Rumbling and roaring, the sea around the Scottish island of Orkney is a frightening beast.
It destroyed hundreds of ships and killed many sailors, until one man revealed what lay beneath the waves.
In the 18th century, the waters around Orkney were busy with ships crossing the North Atlantic Ocean for trade.
Orkney's coastline was uncharted.
Hazards like rocks and sandbars lay hidden underneath the waves, causing many shipwrecks.
In 1743, local schoolmaster Murdoch Mackenzie decided to change this.
Sailing out in his boat, he used a rope and a lead weight to measure the depth and formation of the ocean floor.
From these measurements, he mapped the coastal waters to warn sailors of the hidden dangers.

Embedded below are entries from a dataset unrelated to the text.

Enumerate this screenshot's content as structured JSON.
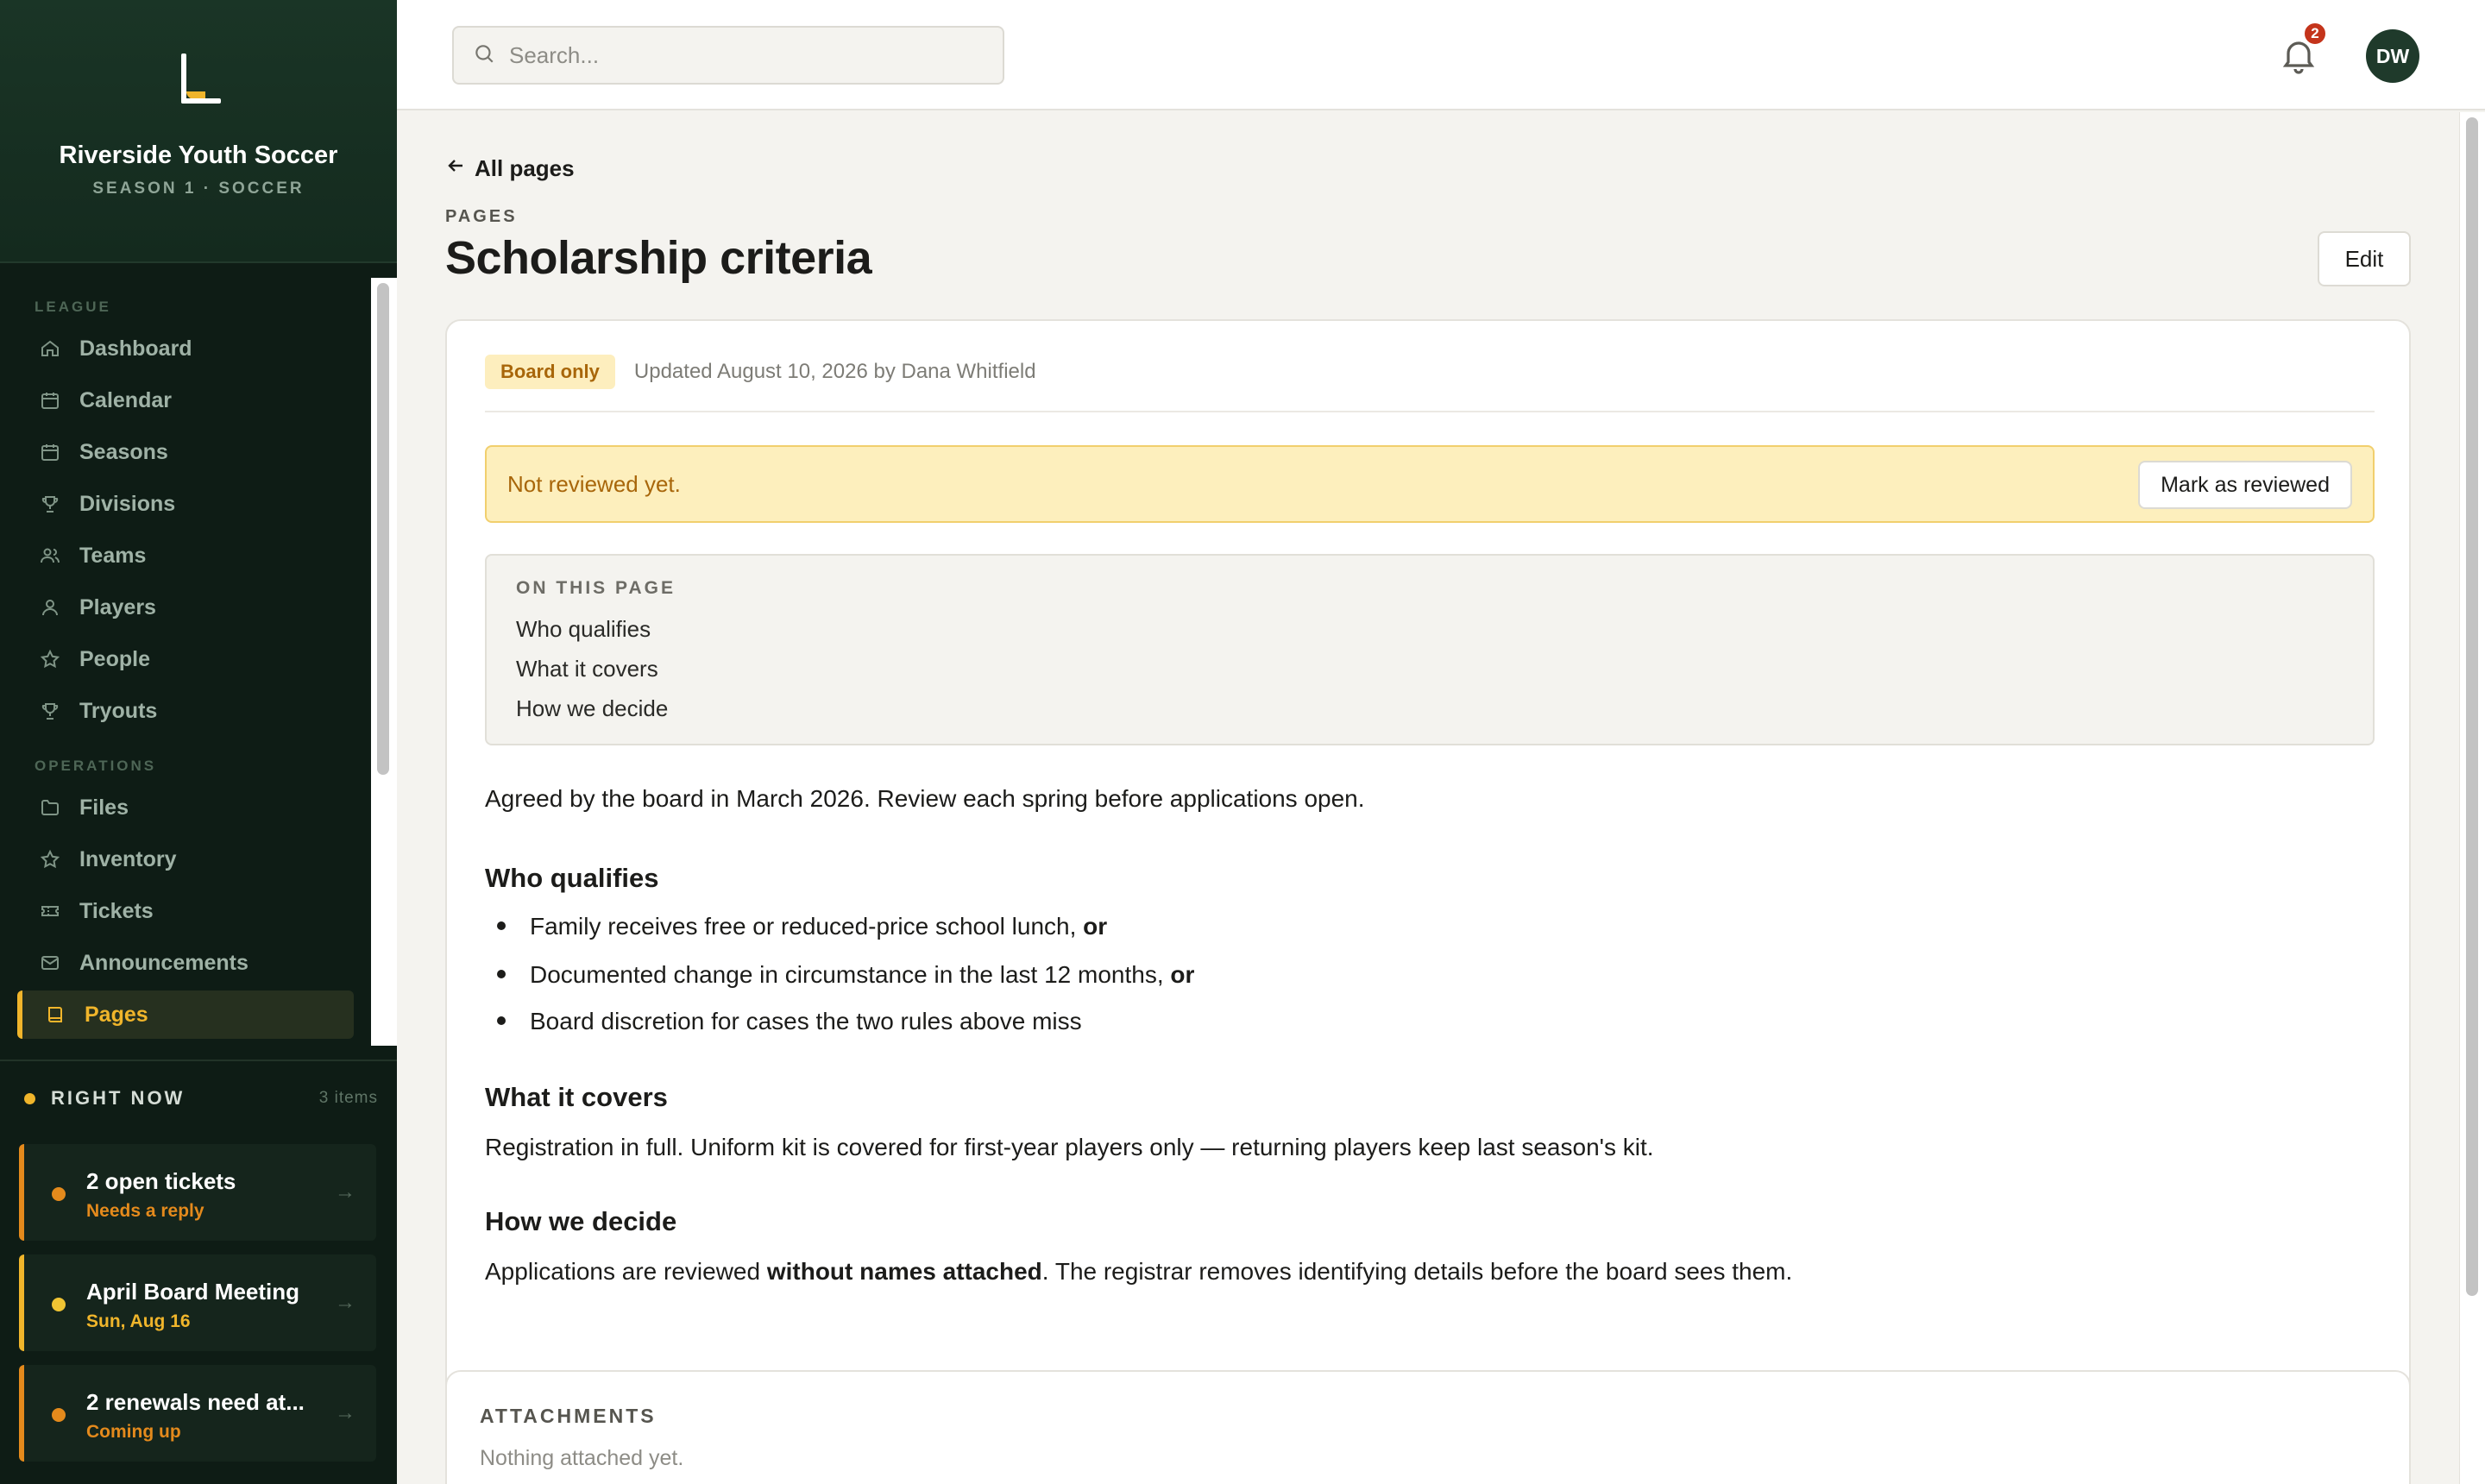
{
  "brand": {
    "name": "Riverside Youth Soccer",
    "subtitle": "SEASON 1 · SOCCER"
  },
  "nav": {
    "sections": [
      {
        "label": "LEAGUE",
        "items": [
          {
            "label": "Dashboard",
            "icon": "home-icon"
          },
          {
            "label": "Calendar",
            "icon": "calendar-icon"
          },
          {
            "label": "Seasons",
            "icon": "calendar-icon"
          },
          {
            "label": "Divisions",
            "icon": "trophy-icon"
          },
          {
            "label": "Teams",
            "icon": "users-icon"
          },
          {
            "label": "Players",
            "icon": "user-icon"
          },
          {
            "label": "People",
            "icon": "star-icon"
          },
          {
            "label": "Tryouts",
            "icon": "trophy-icon"
          }
        ]
      },
      {
        "label": "OPERATIONS",
        "items": [
          {
            "label": "Files",
            "icon": "folder-icon"
          },
          {
            "label": "Inventory",
            "icon": "star-icon"
          },
          {
            "label": "Tickets",
            "icon": "ticket-icon"
          },
          {
            "label": "Announcements",
            "icon": "mail-icon"
          },
          {
            "label": "Pages",
            "icon": "book-icon",
            "active": true
          }
        ]
      }
    ]
  },
  "right_now": {
    "title": "RIGHT NOW",
    "count": "3 items",
    "cards": [
      {
        "title": "2 open tickets",
        "subtitle": "Needs a reply",
        "tone": "orange"
      },
      {
        "title": "April Board Meeting",
        "subtitle": "Sun, Aug 16",
        "tone": "yellow"
      },
      {
        "title": "2 renewals need at...",
        "subtitle": "Coming up",
        "tone": "orange"
      }
    ]
  },
  "topbar": {
    "search_placeholder": "Search...",
    "notification_count": "2",
    "avatar_initials": "DW"
  },
  "page": {
    "back_label": "All pages",
    "eyebrow": "PAGES",
    "title": "Scholarship criteria",
    "edit_label": "Edit",
    "visibility_badge": "Board only",
    "updated_text": "Updated August 10, 2026 by Dana Whitfield",
    "notice": {
      "text": "Not reviewed yet.",
      "button": "Mark as reviewed"
    },
    "toc": {
      "label": "ON THIS PAGE",
      "items": [
        "Who qualifies",
        "What it covers",
        "How we decide"
      ]
    },
    "intro": "Agreed by the board in March 2026. Review each spring before applications open.",
    "sections": {
      "qualifies": {
        "heading": "Who qualifies",
        "bullets": [
          {
            "text": "Family receives free or reduced-price school lunch,",
            "emphasis": "or"
          },
          {
            "text": "Documented change in circumstance in the last 12 months,",
            "emphasis": "or"
          },
          {
            "text": "Board discretion for cases the two rules above miss",
            "emphasis": ""
          }
        ]
      },
      "covers": {
        "heading": "What it covers",
        "body": "Registration in full. Uniform kit is covered for first-year players only — returning players keep last season's kit."
      },
      "decide": {
        "heading": "How we decide",
        "body_before": "Applications are reviewed ",
        "body_bold": "without names attached",
        "body_after": ". The registrar removes identifying details before the board sees them."
      }
    },
    "attachments": {
      "title": "ATTACHMENTS",
      "empty": "Nothing attached yet."
    }
  },
  "colors": {
    "accent": "#f0b52b",
    "alert": "#e48a1c",
    "sidebar": "#0e1c15",
    "badge": "#c4341b"
  }
}
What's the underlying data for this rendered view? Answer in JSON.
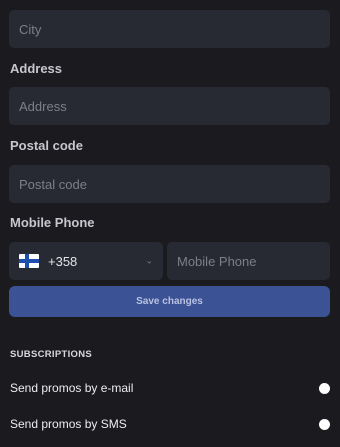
{
  "form": {
    "city": {
      "placeholder": "City"
    },
    "address": {
      "label": "Address",
      "placeholder": "Address"
    },
    "postal_code": {
      "label": "Postal code",
      "placeholder": "Postal code"
    },
    "mobile_phone": {
      "label": "Mobile Phone",
      "country": {
        "flag": "finland-flag-icon",
        "dial_code": "+358"
      },
      "placeholder": "Mobile Phone"
    },
    "save_label": "Save changes"
  },
  "subscriptions": {
    "title": "SUBSCRIPTIONS",
    "items": [
      {
        "label": "Send promos by e-mail",
        "enabled": false
      },
      {
        "label": "Send promos by SMS",
        "enabled": false
      }
    ]
  },
  "colors": {
    "background": "#1b1b1f",
    "field": "#272a33",
    "accent_button": "#3b5294"
  }
}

In doing so, McKenzie invented new mapping symbols.
Sandy Firth, Sailor, UK - "McKenzie was the first man to start putting in these symbols. Now they indicate the nature of the bottom of the sea. He gives you the state of the tide at different times, and the direction of it..."
These symbols are still used today.
But the technology used to survey the seas has advanced.
Today, ships like this coastguard boat are specially equipped to map out the waters.
Right now, they are investigating an accident.
A ship was massively damaged next to these small islands due to shallow waters.
Mackenzie's chart, which is still in use, tells us that here, the sea should be 26m deep.
This is deep enough for any ship to pass.
But over the 260 years since McKenzie made his map, new ways of finding submerged hazards have been invented.
The coastguard's boat emits sound waves into the water beneath, and detects their reverberations.
The quicker the sound waves bounce back, the shallower the water.
The depth can be measured several thousand times every second, giving a very accurate reading.
The coastguard can now create an image of the seabed.
The image shows sharp rocks over 10m high, which lower the depth of the water.
Now, it is only 7.5m deep at its shallowest point, rather than 26.
This makes it impassable for most ships.
The coastguard's survey puts a new hazard on the map.
Hundreds of years since the first coastal maps, the dangers of the world's oceans continue to be uncovered, and lives continue to be saved.